Эта рукопись описывает оптимизированный протокол для выполнения 3D и 4D изображений комплексном C. rodentium в мышей для контроля бактериальной нагрузки и локализация во время инфекции. Результаты, представленные на рисунке 1 демонстрируют управления, необходимые для успешной визуализации 4D. До заражения мышей важно для сдерживаниямое, что бактериальный посевной используется биолюминесцентными (рис. 1А), и что после перорального введения через зонд мышь с биолюминесцентными C. rodentium, что сигнал можно наблюдать в желудке животного, а не в легких (фиг.1В) 16.

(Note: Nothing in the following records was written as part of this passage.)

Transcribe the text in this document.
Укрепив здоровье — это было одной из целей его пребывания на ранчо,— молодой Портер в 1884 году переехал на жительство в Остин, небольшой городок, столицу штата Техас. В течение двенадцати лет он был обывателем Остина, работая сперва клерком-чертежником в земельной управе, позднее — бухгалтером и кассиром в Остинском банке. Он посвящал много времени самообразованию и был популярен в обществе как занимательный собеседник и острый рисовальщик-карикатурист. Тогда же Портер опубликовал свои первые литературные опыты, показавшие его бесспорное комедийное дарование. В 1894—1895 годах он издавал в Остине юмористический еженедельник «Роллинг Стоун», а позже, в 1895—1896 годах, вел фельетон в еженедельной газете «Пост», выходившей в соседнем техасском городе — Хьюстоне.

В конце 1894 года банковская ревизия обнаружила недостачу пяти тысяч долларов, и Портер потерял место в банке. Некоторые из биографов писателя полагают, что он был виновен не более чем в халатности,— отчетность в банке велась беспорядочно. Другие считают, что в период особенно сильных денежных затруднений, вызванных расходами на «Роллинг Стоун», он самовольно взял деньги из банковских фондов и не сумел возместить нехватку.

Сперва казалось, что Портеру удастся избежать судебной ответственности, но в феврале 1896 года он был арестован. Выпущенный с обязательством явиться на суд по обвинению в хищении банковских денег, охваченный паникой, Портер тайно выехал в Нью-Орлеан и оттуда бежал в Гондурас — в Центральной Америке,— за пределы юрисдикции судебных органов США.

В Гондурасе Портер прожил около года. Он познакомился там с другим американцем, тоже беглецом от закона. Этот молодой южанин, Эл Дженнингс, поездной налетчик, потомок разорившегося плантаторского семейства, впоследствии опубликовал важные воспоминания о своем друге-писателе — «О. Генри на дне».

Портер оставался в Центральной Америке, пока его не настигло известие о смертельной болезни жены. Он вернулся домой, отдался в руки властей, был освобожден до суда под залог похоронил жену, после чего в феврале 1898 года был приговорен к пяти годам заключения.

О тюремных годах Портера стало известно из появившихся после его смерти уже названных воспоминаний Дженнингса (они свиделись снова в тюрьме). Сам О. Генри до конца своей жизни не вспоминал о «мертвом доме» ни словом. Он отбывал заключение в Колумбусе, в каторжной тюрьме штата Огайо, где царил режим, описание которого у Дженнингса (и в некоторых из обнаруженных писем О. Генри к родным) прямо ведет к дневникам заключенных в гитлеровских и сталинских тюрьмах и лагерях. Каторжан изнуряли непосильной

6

В дополнение к мониторингу бактериальной колонизации использования биолюминесценции изображений, это хорошая практика для количественного числа бактерий в кале; который используется в качестве косвенного измерения Бактериальная колонизация слизистой оболочки ЖКТ На рисунке 2 показаны типичные бактериальной нагрузки в кале взяты из 8 C57BL6 / J. мышей, которые были инфицированы ~ 5 × 10 9 КОЕ ICC180 и контролироваться в течение 8 дней PI Колонизация увеличивается от 2 день PI до 6-7 день, когда инфекция пика при ~ 5 × 10 10 КОЕ / г, которое в соответствии с предыдущими докладами 2,3,17.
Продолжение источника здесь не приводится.